The Oomph Factor

The poor woman was horrified.  She had been trying on a dress in the dressing room.  Granted, the size was a bit of a reach, but she got it on.  Couldn't breathe, but she had it on.  And then, the unthinkable.  She couldn't get out.  The zipper broke. There was no way she could get the dress off.

The women who were asked when the baby was due, but they weren't pregnant. Then there are those that woke up after seeing high blood sugar levels, and hearing the possibility of developing diabetes, as my husband did. Some people are only ready after having a heart attack. I had the experience of reading the diagnosis: OBESE on a physical form.  But it wasn't until a few months later when I had get my wedding rings cut off my finger, that it really hit me.

It takes a big kick in the rear for most of us to get motivated enough to take action toward working toward a health goal---a negative motivator.  We get so fed up and angry that we reach the end of our rope.  We are ready to make a change.  Working on a health goal requires hard work, so you need strong motivation to start the journey of change.

These negative motivators work well as initial motivators for most people, and can keep you fired up and focused for quite some time.  But, what happens over time?
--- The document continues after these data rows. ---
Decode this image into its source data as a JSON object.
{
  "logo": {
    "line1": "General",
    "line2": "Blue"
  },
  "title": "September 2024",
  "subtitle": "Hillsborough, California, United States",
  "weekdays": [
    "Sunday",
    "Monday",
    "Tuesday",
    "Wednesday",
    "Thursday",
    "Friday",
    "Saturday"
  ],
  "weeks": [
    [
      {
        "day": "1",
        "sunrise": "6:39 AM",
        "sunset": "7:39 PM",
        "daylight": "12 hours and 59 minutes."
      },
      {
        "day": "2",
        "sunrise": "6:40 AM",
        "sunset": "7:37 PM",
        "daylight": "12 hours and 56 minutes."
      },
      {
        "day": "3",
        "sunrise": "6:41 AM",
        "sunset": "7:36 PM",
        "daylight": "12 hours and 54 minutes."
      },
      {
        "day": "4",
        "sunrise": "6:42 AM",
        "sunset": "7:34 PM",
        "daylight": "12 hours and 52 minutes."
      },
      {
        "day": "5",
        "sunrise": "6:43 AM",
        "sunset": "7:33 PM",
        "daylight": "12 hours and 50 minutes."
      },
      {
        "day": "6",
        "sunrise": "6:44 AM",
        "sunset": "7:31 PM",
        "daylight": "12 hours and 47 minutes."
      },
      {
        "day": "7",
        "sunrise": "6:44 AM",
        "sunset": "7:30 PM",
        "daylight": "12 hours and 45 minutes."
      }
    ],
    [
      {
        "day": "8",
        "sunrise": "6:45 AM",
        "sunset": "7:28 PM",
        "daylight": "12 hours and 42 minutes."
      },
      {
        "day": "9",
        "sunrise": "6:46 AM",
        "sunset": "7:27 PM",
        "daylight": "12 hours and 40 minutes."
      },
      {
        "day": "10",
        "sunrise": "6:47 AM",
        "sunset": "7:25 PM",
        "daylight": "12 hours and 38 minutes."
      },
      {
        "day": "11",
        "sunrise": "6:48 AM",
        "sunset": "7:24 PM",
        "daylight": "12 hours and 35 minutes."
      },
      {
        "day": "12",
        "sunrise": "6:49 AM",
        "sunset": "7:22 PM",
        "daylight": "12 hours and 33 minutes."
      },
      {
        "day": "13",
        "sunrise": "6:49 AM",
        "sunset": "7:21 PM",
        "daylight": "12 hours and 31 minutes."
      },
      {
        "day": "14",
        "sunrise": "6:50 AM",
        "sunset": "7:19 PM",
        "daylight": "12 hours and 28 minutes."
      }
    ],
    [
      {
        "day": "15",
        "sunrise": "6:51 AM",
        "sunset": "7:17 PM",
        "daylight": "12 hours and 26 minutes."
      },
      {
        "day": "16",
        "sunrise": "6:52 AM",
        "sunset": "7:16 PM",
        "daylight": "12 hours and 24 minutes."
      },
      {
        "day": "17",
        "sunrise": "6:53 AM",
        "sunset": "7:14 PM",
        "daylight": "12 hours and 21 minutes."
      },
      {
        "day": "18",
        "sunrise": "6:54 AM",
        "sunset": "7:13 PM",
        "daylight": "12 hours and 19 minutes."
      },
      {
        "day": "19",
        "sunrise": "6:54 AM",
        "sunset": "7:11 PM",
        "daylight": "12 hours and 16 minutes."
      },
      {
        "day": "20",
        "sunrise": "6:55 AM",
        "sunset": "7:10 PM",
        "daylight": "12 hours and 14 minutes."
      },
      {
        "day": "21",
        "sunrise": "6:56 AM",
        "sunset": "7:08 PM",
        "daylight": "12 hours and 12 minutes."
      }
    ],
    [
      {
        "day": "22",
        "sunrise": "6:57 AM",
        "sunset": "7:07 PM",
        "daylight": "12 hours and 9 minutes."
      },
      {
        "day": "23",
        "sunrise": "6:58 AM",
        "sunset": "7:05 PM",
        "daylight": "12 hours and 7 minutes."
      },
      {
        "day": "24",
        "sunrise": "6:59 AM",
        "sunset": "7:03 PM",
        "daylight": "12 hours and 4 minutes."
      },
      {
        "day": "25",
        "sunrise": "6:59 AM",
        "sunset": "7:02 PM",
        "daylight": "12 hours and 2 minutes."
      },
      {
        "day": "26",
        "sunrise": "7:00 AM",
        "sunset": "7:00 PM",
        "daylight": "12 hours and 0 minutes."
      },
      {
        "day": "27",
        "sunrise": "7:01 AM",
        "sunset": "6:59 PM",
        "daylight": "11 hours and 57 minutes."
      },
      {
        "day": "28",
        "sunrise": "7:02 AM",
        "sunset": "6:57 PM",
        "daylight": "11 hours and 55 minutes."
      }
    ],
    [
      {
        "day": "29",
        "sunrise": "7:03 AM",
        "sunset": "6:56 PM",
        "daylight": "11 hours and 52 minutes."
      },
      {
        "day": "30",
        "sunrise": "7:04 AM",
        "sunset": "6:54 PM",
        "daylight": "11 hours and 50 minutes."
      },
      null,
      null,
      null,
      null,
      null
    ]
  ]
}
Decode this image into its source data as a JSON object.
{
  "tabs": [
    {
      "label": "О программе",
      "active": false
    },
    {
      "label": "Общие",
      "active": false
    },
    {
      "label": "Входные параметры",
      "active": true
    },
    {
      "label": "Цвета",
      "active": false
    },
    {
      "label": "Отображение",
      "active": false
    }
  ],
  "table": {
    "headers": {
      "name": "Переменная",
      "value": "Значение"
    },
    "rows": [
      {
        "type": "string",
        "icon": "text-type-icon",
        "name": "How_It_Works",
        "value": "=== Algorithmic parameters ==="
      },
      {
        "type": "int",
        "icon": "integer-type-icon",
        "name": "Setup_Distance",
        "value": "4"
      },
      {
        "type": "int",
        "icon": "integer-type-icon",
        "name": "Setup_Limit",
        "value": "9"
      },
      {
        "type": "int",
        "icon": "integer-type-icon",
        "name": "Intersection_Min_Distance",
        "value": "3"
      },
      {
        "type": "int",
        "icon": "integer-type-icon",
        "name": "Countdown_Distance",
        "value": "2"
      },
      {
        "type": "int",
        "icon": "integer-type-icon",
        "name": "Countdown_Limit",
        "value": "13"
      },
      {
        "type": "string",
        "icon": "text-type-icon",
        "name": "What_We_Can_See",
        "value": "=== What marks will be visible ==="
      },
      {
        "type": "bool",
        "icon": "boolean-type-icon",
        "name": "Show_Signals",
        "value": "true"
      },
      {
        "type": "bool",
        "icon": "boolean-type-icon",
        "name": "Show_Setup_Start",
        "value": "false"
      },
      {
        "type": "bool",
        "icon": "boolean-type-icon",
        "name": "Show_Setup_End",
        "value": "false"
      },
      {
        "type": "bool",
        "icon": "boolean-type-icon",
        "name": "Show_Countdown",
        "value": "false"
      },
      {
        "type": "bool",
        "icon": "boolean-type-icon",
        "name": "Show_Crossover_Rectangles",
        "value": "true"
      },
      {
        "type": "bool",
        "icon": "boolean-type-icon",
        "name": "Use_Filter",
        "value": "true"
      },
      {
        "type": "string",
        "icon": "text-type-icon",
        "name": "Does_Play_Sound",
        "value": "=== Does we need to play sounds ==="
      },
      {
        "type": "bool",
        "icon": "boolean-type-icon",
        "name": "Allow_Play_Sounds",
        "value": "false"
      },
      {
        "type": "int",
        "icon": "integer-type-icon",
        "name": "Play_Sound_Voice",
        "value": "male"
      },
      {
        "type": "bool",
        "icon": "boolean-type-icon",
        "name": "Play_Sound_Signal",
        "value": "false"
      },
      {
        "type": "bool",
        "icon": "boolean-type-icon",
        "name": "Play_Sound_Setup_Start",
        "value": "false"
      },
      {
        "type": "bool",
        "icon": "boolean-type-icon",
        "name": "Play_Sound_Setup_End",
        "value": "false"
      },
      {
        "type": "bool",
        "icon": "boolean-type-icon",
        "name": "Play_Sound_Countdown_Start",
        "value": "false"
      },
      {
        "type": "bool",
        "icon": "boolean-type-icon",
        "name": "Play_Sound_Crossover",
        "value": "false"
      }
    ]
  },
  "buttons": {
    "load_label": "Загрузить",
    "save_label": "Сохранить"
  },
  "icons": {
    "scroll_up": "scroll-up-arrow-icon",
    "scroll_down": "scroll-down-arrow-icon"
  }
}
For most people, they weaken, they aren't as powerful.  If your health goal is to lose weight, you may have lost 10, 20 or 30# and you look and feel better.  Your blood sugar levels are lower.  Great.  But, the initial urgency, fire and motivation is gone.

Many people, at this point, start slipping into their old habits:  more TV time and less working out, more chocolate and fewer veggies.  They wait until they've gained all that weight back and more, or until their blood sugar is off the charts,  before they are fed up enough to take action again.  I used to be that way, only knowing how to be motivated by negative feelings.
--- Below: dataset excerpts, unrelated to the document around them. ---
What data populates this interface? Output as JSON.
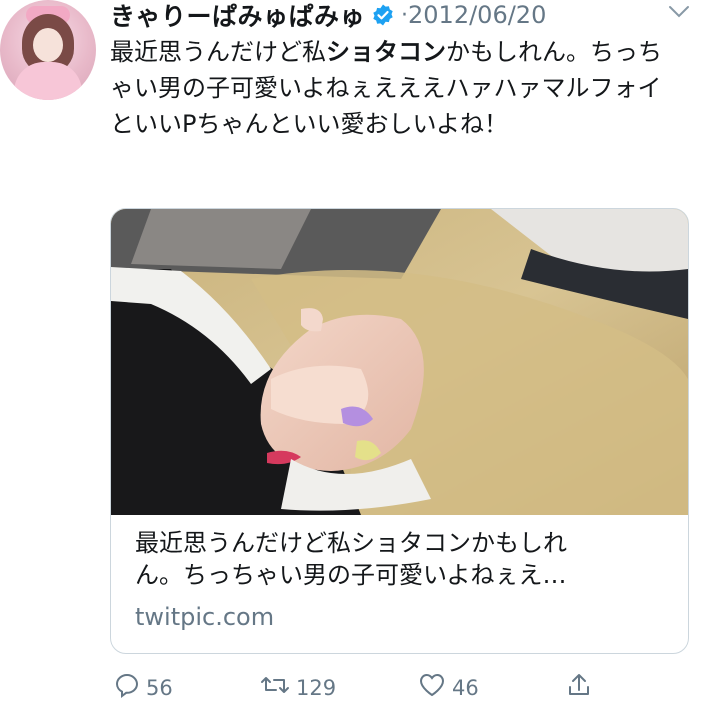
{
  "author": {
    "name": "きゃりーぱみゅぱみゅ",
    "verified": true,
    "separator": "·",
    "date": "2012/06/20"
  },
  "tweet": {
    "text_before": "最近思うんだけど私",
    "text_bold": "ショタコン",
    "text_after": "かもしれん。ちっちゃい男の子可愛いよねぇえええハァハァマルフォイといいPちゃんといい愛おしいよね！"
  },
  "card": {
    "title_line1": "最近思うんだけど私ショタコンかもしれ",
    "title_line2": "ん。ちっちゃい男の子可愛いよねぇえ…",
    "domain": "twitpic.com"
  },
  "actions": {
    "reply_count": "56",
    "retweet_count": "129",
    "like_count": "46"
  },
  "icons": {
    "verified": "verified-badge-icon",
    "caret": "chevron-down-icon",
    "reply": "reply-icon",
    "retweet": "retweet-icon",
    "like": "heart-icon",
    "share": "share-icon"
  },
  "colors": {
    "text": "#14171a",
    "secondary": "#657786",
    "verified": "#1da1f2",
    "border": "#ccd6dd"
  }
}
One key to long term success is to learn to create a positive motivator that you can reach toward as you work your way to your goal. Try to avoid focusing on the numbers, for example, what you want to weigh, how low you want your blood cholesterol or how fast you want to run the mile.  The numbers may be too finite and not realistic for your body. Instead, go inside your head and try to imagine:

  • How do you want to feel?
  • What do you want to be able to do?
Create a visual of yourself walking up the stairs comfortably, without losing your breath or happily strolling down the beach in shorts---a positive image that you need to visualize often.  Use this positive image to pull yourself toward as if you are pulling yourself into the image. This is a positive motivator: you want this to happen, not running away from that.

Along the way, when you feel motivation dwindling, reach out for support.  As was so eloquently said in our support group, "motivation starts the journey, support sustains the motivation."

As I love to say, Fire Up, You Can DO This!!